Apport en société réalisé en fraude aux droits des créanciers
Lorsque son débiteur a réalisé un acte en fraude de ses droits, un créancier peut demander que cet acte lui soit déclaré inopposable. Cette action, dite paulienne, était prévue à l’ancien article 1167 du Code civil et figure désormais à l’article 1341-2 du Code civil. Si le principe est simple d’application lorsque l’acte litigieux emporte un appauvrissement du débiteur (libéralité), il est en revanche plus complexe si l’acte comporte une contrepartie, notamment en cas d’apport en société.

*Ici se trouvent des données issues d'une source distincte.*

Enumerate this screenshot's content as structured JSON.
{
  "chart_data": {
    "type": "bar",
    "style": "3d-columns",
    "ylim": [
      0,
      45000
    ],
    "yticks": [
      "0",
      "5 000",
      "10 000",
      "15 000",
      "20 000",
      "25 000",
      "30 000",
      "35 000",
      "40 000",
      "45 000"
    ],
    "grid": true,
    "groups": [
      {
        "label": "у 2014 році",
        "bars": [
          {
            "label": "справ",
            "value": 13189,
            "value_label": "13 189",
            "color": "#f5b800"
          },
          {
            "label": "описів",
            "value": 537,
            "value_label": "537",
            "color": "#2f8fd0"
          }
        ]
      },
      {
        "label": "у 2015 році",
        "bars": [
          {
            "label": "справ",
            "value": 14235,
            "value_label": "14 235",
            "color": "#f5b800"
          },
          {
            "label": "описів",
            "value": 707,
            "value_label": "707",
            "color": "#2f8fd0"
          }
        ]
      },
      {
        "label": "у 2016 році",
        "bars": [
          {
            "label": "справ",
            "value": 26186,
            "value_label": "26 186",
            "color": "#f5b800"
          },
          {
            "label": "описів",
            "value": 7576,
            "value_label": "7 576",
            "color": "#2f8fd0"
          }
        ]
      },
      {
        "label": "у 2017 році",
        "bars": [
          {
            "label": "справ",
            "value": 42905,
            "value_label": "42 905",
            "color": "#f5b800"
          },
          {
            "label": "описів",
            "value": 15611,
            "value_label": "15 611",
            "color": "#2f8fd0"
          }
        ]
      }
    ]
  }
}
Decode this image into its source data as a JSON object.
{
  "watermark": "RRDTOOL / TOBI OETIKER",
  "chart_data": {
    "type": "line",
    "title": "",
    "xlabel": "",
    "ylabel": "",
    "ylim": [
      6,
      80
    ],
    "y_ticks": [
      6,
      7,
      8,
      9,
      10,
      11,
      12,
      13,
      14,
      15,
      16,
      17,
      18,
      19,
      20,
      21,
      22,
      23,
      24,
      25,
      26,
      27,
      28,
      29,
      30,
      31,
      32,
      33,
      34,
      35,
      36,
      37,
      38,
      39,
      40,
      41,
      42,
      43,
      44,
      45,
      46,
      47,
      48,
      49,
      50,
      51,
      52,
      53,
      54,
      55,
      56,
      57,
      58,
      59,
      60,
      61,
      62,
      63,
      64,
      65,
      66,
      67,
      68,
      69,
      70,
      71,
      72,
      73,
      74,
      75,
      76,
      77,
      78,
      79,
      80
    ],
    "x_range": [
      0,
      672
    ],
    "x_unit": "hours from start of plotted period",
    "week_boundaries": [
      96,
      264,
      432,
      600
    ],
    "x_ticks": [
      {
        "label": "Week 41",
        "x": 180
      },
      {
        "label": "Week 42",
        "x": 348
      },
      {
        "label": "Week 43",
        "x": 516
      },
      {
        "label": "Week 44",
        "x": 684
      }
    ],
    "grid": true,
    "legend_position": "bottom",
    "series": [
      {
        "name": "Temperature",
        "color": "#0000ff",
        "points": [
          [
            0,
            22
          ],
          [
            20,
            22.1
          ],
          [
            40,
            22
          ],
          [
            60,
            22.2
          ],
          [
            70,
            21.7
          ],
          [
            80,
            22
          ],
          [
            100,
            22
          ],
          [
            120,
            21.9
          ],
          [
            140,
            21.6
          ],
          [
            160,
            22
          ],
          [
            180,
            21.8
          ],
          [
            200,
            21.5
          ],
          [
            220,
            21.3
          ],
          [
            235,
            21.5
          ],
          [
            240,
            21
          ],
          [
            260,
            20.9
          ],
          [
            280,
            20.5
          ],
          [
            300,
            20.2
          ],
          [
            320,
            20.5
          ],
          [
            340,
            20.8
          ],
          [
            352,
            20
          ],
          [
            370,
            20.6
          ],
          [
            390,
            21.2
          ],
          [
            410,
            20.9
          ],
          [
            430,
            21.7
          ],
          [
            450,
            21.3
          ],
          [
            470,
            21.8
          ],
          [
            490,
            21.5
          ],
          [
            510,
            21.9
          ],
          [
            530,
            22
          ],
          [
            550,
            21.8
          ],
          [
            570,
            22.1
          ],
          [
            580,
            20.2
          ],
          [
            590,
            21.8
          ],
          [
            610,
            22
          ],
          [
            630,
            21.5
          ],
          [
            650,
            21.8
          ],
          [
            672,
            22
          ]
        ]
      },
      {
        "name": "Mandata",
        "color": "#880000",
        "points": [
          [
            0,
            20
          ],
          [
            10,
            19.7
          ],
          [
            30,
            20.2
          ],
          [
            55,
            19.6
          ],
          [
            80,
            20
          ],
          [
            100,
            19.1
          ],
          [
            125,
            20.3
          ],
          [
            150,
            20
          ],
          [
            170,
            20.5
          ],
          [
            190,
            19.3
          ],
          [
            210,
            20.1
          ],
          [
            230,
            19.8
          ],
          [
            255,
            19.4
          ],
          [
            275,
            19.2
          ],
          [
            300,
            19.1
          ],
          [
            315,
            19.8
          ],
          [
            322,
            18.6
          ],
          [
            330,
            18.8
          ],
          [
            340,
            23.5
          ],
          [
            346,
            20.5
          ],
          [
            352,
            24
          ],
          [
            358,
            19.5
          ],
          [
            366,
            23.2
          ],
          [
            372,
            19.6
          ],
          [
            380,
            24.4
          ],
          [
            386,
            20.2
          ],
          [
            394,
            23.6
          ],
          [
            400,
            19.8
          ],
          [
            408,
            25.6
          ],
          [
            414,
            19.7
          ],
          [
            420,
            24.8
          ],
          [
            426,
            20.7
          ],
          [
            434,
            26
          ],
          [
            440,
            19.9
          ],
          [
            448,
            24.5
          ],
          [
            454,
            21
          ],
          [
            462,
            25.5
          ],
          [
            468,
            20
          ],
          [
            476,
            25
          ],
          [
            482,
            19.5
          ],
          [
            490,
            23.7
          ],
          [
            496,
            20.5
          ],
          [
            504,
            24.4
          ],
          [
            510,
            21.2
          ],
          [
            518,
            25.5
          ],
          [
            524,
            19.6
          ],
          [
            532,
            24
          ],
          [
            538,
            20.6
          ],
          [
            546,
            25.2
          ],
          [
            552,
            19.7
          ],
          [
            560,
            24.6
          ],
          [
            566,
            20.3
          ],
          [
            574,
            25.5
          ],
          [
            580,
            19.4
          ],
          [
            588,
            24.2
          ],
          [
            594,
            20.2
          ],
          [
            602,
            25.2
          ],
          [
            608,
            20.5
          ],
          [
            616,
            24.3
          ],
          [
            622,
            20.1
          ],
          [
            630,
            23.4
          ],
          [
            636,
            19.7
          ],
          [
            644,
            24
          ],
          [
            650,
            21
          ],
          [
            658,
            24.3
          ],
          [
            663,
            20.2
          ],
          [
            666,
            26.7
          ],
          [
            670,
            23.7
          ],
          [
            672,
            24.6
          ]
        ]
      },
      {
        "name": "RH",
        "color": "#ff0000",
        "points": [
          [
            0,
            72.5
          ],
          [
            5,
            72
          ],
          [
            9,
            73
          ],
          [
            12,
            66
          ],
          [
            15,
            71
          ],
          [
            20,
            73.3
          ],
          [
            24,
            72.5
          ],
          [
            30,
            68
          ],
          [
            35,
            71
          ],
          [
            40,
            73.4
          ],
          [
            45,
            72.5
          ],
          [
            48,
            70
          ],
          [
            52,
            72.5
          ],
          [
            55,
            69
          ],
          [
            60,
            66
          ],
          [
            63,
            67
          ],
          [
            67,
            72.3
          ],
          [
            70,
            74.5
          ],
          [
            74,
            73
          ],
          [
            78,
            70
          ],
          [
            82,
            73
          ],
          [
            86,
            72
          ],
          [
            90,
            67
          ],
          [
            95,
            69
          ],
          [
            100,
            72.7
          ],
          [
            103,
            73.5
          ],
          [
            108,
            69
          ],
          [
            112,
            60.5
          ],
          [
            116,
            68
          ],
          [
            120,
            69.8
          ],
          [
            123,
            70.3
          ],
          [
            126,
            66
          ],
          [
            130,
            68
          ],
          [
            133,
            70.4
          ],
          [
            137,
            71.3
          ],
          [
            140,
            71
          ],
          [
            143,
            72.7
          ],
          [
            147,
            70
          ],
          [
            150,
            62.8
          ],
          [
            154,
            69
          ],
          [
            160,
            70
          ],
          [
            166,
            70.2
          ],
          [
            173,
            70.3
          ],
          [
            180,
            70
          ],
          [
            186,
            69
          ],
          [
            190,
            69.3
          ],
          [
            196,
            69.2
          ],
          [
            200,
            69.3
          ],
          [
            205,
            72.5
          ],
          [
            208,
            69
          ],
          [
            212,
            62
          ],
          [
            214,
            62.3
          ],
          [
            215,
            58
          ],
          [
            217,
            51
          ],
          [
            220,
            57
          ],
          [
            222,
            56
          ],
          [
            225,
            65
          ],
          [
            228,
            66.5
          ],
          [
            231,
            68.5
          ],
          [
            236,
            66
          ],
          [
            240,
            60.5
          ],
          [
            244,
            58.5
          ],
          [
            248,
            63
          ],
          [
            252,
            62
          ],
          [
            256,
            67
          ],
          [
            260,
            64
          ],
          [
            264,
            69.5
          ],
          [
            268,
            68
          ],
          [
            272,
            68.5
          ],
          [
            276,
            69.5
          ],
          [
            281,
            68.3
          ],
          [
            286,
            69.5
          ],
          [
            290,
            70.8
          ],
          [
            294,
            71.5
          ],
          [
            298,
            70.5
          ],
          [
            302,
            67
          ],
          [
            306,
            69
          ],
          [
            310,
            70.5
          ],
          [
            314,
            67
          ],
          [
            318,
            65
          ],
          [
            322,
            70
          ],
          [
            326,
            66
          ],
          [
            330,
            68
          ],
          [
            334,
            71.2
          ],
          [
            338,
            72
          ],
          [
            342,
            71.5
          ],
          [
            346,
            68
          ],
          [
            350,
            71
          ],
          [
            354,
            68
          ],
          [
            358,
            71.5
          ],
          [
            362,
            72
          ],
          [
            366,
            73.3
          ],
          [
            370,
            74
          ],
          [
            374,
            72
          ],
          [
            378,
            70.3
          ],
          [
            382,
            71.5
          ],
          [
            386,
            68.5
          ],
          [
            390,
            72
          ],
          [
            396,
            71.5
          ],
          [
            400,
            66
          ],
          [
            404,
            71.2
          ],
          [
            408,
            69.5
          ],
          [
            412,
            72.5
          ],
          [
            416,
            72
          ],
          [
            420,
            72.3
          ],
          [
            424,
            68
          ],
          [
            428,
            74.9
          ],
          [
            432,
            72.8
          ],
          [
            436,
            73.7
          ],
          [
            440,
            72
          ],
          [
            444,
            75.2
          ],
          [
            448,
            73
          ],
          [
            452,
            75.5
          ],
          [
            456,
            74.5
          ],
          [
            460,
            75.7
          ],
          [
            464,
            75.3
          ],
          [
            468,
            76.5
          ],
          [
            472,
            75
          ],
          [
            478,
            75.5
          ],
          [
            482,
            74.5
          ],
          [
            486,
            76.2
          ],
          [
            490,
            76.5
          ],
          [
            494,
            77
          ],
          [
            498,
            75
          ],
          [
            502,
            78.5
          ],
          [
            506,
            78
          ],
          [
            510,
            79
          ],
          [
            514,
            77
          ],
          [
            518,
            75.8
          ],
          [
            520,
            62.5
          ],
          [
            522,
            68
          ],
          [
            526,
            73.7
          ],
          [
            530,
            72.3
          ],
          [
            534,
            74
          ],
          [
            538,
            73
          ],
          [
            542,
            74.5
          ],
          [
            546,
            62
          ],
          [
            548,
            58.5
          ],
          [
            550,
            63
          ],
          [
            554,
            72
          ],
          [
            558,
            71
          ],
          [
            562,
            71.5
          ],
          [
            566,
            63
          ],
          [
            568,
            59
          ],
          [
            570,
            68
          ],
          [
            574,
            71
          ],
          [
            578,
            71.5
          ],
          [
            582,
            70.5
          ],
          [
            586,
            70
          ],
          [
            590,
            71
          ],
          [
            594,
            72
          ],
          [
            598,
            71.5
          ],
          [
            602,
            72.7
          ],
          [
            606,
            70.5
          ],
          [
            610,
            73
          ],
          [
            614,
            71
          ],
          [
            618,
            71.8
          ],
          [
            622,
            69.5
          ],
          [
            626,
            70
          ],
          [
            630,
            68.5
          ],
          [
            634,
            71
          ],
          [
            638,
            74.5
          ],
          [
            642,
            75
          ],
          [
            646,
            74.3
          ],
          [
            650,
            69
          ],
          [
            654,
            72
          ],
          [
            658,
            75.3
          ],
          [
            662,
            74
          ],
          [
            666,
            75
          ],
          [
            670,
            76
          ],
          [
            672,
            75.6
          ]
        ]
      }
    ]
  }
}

En 2002, une banque avait consenti un crédit à une société, et le dirigeant s’était porté caution solidaire de la société débitrice. En 2013, le dirigeant avait apporté à une SCI un immeuble dont il était propriétaire, puis en 2015 avait cédé la nue-propriété des parts sociales à une autre société. Entre temps, il avait été condamné en qualité de caution solidaire à régler une certaine somme à la banque. La banque avait sollicité « la nullité ou l’opposabilité », d’une part de l’apport, d’autre part de la cession.
Les juges du fond avaient rejeté cette demande : l’apport de l’immeuble ne constituait pas un acte d’appauvrissement du débiteur puisqu’en contrepartie de l’apport du bien immobilier, l’apporteur avait reçu des parts sociales de même valeur.
L’arrêt est cassé par la Cour de cassation :
En se déterminant ainsi, sans rechercher, comme il lui était demandé, si la difficulté de négocier les parts sociales et le risque d’inscription d’hypothèques sur l’immeuble du chef de la SCI ne constituaient pas des facteurs de diminution de la valeur du gage du créancier et d’appauvrissement du débiteur, la cour d’appel n’a pas donné de base légale à sa décision.
L’arrêt ne statue pas sur le sort de la cession de la nue-propriété des titres de la SCI, mais les mêmes principes devraient s’appliquer.